Not supporting multiple virtual interfaces, not supporting multiple IP addresses per instance/VM, not supporting multicast or broadcast capabilities for software-based load balancing (and resiliency of the LB engines themselves)…these are nasty issues that in many cases require wholesale re-engineering of app stacks and push things like resiliency and high availability into uncertain waters.
So there you have a nice list of differentiation just for the network. But don't focus solely on being different and ignore features your competitors tout.
For example, a hosting company started their cloud offering with very strong network and security configurations as their differentiator. This makes a lot of sense, as security is real customer concern.
But the customer also wanted the storage options they saw other vendors. So they had to go back and fill in the basics of their offering and then figure out how to provide a storage self-service interface in record time. Which they did.
Third, your Service Offering needs be delivered via self-service
And this means automation needs to be considered. Which causes the team to look at their processes and... get paralyzed.
The cloud teams tend to have strong technical staff and good process people but don't have any customer experience or product marketing people to help create packages, experiences and guides.
The paralysis sets because all the configurations possibilities look like an overwhelming number of choices. Which they are.
It is the job of product marketing to figure out which packages to offer and which variations to allow. And it's the job of the service catalog tool to enable the self-service configuration, guided shopping experience which results in an order than can delivered automatically.
So in a nutshell, the obstacles to self-service tend to be:
- What packages and how much variability will offer?

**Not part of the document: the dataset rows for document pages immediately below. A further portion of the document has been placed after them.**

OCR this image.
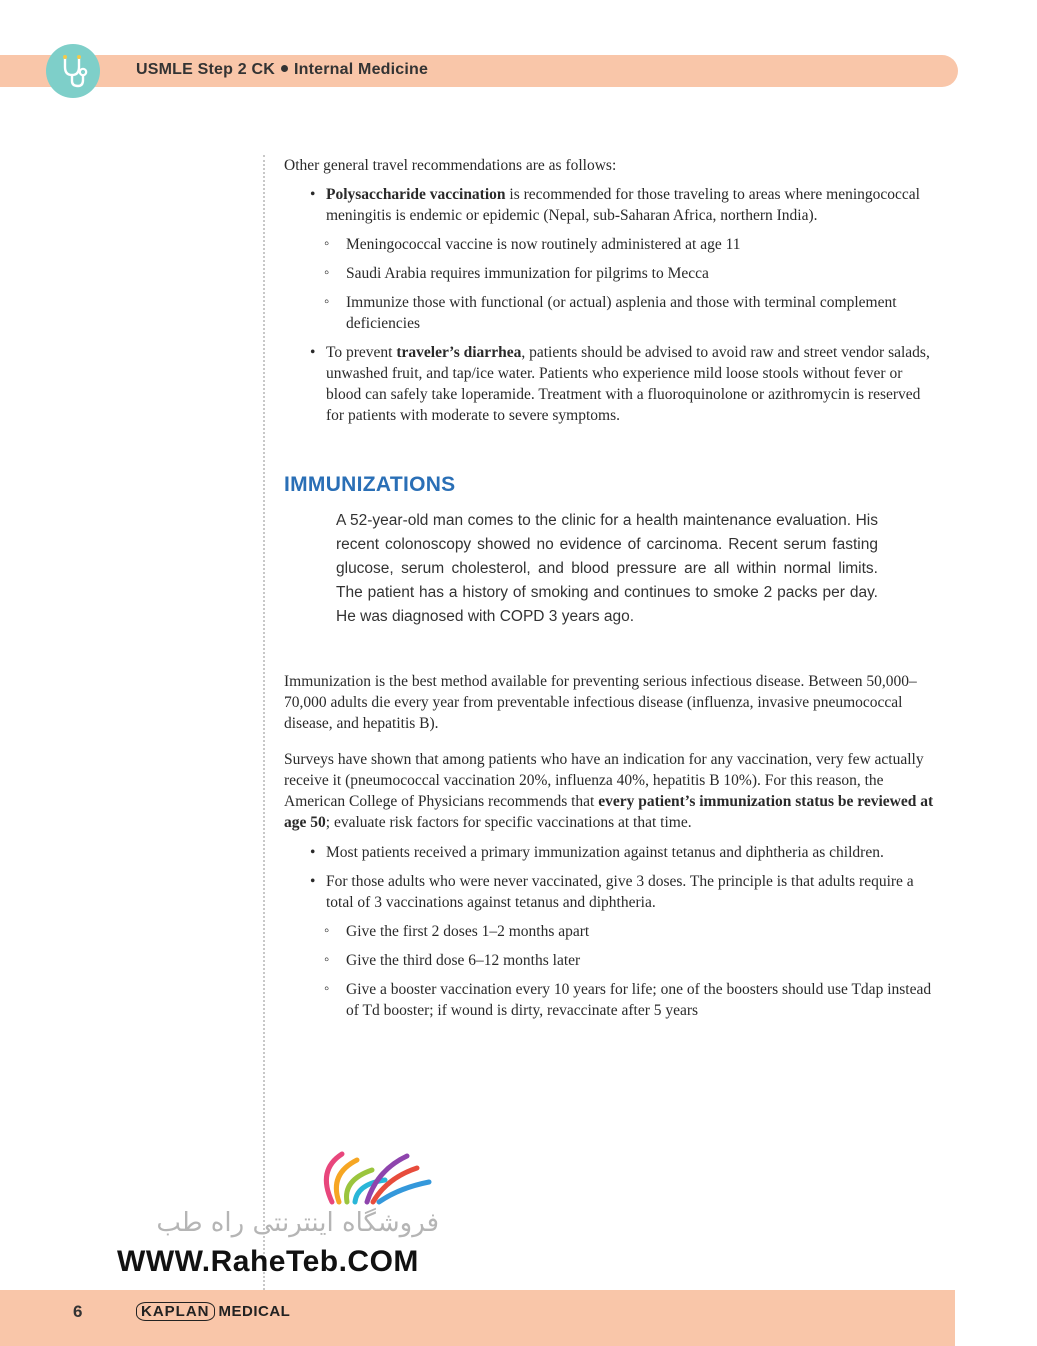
USMLE Step 2 CK Internal Medicine

Other general travel recommendations are as follows:

• Polysaccharide vaccination is recommended for those traveling to areas where meningococcal meningitis is endemic or epidemic (Nepal, sub-Saharan Africa, northern India).
◦ Meningococcal vaccine is now routinely administered at age 11
◦ Saudi Arabia requires immunization for pilgrims to Mecca
◦ Immunize those with functional (or actual) asplenia and those with terminal complement deficiencies
• To prevent traveler’s diarrhea, patients should be advised to avoid raw and street vendor salads, unwashed fruit, and tap/ice water. Patients who experience mild loose stools without fever or blood can safely take loperamide. Treatment with a fluoroquinolone or azithromycin is reserved for patients with moderate to severe symptoms.
IMMUNIZATIONS
A 52-year-old man comes to the clinic for a health maintenance evaluation. His recent colonoscopy showed no evidence of carcinoma. Recent serum fasting glucose, serum cholesterol, and blood pressure are all within normal limits. The patient has a history of smoking and continues to smoke 2 packs per day. He was diagnosed with COPD 3 years ago.

Immunization is the best method available for preventing serious infectious disease. Between 50,000–70,000 adults die every year from preventable infectious disease (influenza, invasive pneumococcal disease, and hepatitis B).

Surveys have shown that among patients who have an indication for any vaccination, very few actually receive it (pneumococcal vaccination 20%, influenza 40%, hepatitis B 10%). For this reason, the American College of Physicians recommends that every patient’s immunization status be reviewed at age 50; evaluate risk factors for specific vaccinations at that time.

• Most patients received a primary immunization against tetanus and diphtheria as children.
• For those adults who were never vaccinated, give 3 doses. The principle is that adults require a total of 3 vaccinations against tetanus and diphtheria.
◦ Give the first 2 doses 1–2 months apart
◦ Give the third dose 6–12 months later
◦ Give a booster vaccination every 10 years for life; one of the boosters should use Tdap instead of Td booster; if wound is dirty, revaccinate after 5 years
فروشگاه اینترنتی راه طب
WWW.RaheTeb.COM
6	KAPLAN MEDICAL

- How do we make it "easy" for the customer to select, configure and order?
- How do we automate the back end to maket it automagical for the customer?
- What do we do with all manual steps, API-less firewall, and other stuff we never worried when provisioning was a multi-week process?
If the variability of service offerings is infinite, automation is impossible, but if your offerings are more like Burger King--base models with variability (extra cheese)--then self-service automation becomes very straight-forward.
There are other issues, like the fear of the fat finger aka capacity management. And how to create a compelling end user experience (See "I can mathematically prove you are attractive" for a good tip on that.)
And finally there's a whole bunch of information that needs to be presented to the customer and they are unclear. They need a service portal that mashes up different sources of information, like this:
These are my observation thus far. Service Offerings need to be worked on ahead of time or the hardware is going to sit on that datacenter and not get much utilization for a while. The servers are humming, the hypervisor is working, etc, etc. It's just waiting for an order. May I take your order?